The notion of giving offence suggests that certain beliefs are so important or valuable to certain people that they should be put beyond the possibility of being insulted, or caricatured or even questioned. The importance of the principle of free speech is precisely that it provides a permanent challenge to the idea that some questions are beyond contention, and hence acts as a permanent challenge to authority. This is why free speech is essential not simply to the practice of democracy, but to the aspirations of those groups who may have been failed by the formal democratic processes; to those whose voices may have been silenced by racism, for instance. The real value of free speech, in other words, is not to those who possess power, but to those who want to challenge them. And the real value of censorship is to those who do not wish their authority to be challenged. Once we give up on the right to offend in the name of ‘tolerance’ or ‘respect’, we constrain our ability to challenge those in power, and therefore to challenge injustice.
3 What is often called offence to a community is actually a debate within that community
People often talk about ‘offence to a community’. More often than not what they actually mean is ‘debate within a community’. Some Muslims find the Jesus and Mo cartoons offensive. Other Muslims – Maajid Nawaz among them – do not. Some found The Satanic Verses offensive. Others did not. Some Sikhs found Behzti offensive. Others did not. It is because what is often called ‘offence to a community’ is in reality a ‘debate within a community’ that so many of the flashpoints over offensiveness have been over works produced by minority artists – Salman Rushdie, Gurpreet Kaur Bhatti, Hanif Kuresihi, Monica Ali, Sooreh Hera, Taslima Nasrin, MF Hussain, and so on.

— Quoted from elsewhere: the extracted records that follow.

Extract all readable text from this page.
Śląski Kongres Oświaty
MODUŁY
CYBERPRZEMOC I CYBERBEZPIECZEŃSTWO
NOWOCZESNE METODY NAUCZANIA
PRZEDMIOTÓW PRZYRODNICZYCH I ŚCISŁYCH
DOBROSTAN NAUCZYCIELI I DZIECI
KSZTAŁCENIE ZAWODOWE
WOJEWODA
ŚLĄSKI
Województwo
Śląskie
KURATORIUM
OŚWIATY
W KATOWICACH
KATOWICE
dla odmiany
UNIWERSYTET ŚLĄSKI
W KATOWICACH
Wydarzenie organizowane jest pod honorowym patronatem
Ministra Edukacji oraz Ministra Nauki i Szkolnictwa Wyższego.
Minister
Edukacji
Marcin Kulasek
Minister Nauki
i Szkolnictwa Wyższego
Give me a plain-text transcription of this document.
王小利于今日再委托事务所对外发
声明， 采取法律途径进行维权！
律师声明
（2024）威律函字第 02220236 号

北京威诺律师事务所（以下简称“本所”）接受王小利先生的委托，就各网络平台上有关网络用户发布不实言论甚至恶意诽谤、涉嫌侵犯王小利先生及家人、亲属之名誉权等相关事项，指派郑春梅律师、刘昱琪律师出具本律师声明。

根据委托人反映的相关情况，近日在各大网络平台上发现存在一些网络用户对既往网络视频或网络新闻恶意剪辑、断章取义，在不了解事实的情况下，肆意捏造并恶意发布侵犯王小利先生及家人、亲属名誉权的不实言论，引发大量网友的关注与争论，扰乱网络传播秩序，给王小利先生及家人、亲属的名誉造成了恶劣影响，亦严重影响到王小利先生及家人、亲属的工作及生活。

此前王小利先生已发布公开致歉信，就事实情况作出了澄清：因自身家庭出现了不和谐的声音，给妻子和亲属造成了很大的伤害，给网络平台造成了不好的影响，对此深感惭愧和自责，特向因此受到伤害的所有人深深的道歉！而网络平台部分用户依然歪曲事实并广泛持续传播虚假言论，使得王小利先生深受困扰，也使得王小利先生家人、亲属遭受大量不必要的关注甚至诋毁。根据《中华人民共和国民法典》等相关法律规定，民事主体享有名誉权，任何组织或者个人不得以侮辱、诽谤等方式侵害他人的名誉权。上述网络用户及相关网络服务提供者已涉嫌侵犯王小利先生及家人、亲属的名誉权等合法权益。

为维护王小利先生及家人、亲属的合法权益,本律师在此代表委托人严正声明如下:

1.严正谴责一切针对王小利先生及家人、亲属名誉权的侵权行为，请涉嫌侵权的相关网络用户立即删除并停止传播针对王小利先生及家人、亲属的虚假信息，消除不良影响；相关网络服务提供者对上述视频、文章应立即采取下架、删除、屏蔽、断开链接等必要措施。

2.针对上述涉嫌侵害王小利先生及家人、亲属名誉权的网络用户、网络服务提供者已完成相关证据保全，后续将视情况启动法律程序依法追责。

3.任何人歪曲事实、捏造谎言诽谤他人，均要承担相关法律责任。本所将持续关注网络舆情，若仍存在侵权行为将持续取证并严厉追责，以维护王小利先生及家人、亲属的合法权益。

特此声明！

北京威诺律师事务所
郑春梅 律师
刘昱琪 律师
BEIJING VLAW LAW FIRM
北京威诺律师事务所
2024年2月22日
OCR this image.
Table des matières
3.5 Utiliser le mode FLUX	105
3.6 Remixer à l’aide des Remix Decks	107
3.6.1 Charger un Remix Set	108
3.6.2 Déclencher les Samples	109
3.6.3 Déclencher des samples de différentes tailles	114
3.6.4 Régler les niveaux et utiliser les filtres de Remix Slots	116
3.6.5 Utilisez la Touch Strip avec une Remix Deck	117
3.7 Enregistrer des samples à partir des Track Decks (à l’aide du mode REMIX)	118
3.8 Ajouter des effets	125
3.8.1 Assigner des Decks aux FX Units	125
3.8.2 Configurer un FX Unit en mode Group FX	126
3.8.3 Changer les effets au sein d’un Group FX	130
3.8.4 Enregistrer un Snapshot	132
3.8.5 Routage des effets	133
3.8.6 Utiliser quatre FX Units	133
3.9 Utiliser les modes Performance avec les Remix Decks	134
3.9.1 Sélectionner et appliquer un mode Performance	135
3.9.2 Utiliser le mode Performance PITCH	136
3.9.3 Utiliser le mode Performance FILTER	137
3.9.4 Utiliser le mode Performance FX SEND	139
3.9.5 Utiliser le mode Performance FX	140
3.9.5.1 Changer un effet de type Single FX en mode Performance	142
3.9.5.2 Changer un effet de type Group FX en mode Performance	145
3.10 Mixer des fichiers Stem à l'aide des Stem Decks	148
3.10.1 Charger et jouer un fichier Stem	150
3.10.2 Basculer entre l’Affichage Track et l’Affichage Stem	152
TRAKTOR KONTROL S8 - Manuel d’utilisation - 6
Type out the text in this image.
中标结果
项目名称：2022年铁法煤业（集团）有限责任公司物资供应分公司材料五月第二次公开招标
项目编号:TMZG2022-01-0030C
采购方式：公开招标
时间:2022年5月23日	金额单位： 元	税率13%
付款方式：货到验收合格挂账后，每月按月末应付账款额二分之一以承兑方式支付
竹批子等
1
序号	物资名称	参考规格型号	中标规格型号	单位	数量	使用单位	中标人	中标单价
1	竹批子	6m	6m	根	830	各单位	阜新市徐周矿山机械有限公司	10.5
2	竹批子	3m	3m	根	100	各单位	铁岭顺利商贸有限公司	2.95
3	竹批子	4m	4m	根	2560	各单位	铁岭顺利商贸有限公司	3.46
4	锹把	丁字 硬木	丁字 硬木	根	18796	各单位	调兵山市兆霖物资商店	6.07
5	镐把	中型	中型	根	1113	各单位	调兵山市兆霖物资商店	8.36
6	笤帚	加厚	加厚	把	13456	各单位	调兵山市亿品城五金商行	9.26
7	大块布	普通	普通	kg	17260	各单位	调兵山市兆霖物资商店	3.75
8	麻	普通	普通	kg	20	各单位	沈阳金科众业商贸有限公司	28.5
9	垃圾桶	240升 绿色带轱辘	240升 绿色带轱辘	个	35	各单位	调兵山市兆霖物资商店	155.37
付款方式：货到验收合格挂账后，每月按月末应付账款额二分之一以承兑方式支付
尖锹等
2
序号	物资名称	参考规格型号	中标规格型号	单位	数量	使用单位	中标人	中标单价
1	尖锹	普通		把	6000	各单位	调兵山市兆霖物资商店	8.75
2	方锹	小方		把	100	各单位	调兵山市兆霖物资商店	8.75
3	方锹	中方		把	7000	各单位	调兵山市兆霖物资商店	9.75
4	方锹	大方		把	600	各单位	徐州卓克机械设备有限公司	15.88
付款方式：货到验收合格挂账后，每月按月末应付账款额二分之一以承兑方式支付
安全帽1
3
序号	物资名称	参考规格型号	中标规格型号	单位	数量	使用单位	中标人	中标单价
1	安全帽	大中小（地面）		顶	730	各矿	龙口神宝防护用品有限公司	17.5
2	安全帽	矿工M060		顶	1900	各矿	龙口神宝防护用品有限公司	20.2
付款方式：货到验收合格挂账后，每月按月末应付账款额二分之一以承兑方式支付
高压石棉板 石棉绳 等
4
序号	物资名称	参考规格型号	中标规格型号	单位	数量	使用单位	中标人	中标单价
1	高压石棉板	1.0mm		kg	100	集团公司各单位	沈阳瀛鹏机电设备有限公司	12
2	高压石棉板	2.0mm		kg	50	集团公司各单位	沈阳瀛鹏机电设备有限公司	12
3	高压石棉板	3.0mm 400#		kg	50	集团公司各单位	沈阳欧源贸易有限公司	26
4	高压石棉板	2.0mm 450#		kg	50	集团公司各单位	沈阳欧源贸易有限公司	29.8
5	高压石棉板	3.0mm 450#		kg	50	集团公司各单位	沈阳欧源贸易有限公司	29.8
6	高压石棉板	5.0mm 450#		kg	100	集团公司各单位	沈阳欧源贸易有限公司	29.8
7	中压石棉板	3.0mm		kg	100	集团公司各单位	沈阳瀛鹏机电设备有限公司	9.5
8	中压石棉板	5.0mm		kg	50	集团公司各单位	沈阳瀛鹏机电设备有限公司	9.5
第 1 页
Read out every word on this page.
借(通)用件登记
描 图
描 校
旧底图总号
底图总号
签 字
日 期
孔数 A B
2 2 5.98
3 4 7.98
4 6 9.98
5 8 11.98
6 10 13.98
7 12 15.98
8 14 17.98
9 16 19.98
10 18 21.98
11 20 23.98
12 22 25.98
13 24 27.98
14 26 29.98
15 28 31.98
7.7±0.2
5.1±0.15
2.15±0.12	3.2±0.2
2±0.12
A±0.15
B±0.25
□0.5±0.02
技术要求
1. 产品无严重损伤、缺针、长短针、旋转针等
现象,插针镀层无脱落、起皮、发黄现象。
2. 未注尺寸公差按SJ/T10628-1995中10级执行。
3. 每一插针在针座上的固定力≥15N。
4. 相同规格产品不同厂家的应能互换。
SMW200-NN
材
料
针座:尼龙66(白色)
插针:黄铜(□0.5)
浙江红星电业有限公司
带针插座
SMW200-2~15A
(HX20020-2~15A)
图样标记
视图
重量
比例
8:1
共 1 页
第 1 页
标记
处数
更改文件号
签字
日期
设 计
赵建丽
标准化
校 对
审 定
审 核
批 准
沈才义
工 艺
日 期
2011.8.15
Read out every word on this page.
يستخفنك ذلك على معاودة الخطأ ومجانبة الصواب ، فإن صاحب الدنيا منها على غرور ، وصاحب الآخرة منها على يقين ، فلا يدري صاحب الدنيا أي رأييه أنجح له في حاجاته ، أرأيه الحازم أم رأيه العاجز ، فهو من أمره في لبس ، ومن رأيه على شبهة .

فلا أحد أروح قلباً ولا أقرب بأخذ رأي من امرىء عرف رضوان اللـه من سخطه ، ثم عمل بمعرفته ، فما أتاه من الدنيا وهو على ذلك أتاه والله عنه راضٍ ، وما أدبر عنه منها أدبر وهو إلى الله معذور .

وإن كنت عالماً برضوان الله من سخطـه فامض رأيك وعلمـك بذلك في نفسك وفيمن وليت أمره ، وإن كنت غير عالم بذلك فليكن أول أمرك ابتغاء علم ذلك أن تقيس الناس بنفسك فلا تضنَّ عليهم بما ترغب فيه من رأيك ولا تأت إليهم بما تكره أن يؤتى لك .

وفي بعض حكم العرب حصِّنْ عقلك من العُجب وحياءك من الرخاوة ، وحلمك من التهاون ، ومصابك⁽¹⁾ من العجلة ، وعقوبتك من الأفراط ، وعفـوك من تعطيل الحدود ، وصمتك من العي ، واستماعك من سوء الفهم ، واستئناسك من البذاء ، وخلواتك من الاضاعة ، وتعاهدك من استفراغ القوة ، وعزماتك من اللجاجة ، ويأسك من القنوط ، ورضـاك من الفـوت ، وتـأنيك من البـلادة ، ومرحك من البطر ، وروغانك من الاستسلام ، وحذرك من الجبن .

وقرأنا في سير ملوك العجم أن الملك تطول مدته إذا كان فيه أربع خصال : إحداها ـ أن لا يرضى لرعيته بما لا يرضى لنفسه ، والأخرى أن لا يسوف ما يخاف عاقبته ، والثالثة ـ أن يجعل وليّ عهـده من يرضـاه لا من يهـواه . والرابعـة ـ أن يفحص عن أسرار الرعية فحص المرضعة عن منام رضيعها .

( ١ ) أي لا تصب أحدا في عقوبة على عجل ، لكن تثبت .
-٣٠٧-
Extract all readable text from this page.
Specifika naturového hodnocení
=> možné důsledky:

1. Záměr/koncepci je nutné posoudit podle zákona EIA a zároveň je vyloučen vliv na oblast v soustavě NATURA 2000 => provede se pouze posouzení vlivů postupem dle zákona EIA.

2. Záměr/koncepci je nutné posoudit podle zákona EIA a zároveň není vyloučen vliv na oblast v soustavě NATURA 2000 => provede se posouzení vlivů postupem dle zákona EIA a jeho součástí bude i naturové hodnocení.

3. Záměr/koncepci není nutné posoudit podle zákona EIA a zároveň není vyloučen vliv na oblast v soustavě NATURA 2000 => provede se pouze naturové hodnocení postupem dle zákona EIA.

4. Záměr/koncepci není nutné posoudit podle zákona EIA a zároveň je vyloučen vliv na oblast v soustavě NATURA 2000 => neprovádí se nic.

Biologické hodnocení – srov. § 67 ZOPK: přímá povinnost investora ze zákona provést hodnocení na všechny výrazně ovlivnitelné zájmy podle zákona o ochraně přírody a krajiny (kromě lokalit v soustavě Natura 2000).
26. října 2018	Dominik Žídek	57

The trouble is, that every time one of these controversies comes along only the conservative, reactionary figures are seen as the authentic voices of minority communities. So the critics of The Satanic Verses were seen as authentic Muslims, but not Salman Rushdie. The campaigners against Behzti were seen as authentic Sikhs, but not Gurpreet Kaur Bhatti. And so on. Salman Rushdie and Gurpreet Kaur Bhatti (and Maajid Nawaz) are regarded as too Westernized, secular or progressive to be truly of their community. To be a proper Muslim, in other words, is to be offended by the Jesus and Mo cartoons or The Satanic Verses, to be a proper Sikh is to be offended by Behzti. The argument that offensive talk should be restrained is, then, both rooted in a stereotype of what it is to be an authentic Muslim or a Sikh and helps reinforce that stereotype. It plays into the racist view of minority communities. That is why it is important to challenge the campaign against Maajid Nawaz not simply as free speech campaigners but as anti-racist campaigners too.
4 There can be no freedom of religion without the freedom to offend
Freedom of worship is another form of freedom of expression – the freedom to believe as one likes about the divine and to assemble and enact rituals with respect to those beliefs. You cannot protect freedom of worship without protecting freedom of expression. Take, for instance, the Dutch populist politician Geert Wilders’ attempt to outlaw the Qur’an in Holland because it ‘promotes hatred’. Or the attempt by Transport for London to ban a Christian anti-gay poster because it is ‘offensive to gays’. Both Wilders and TfL are wrong, just as Channel 4 is wrong. Believers have as much right to offend liberal sensibilities as liberals have the right to offend religious ones. Freedom of speech requires that everyone has the right to cause offence. So does freedom of religion.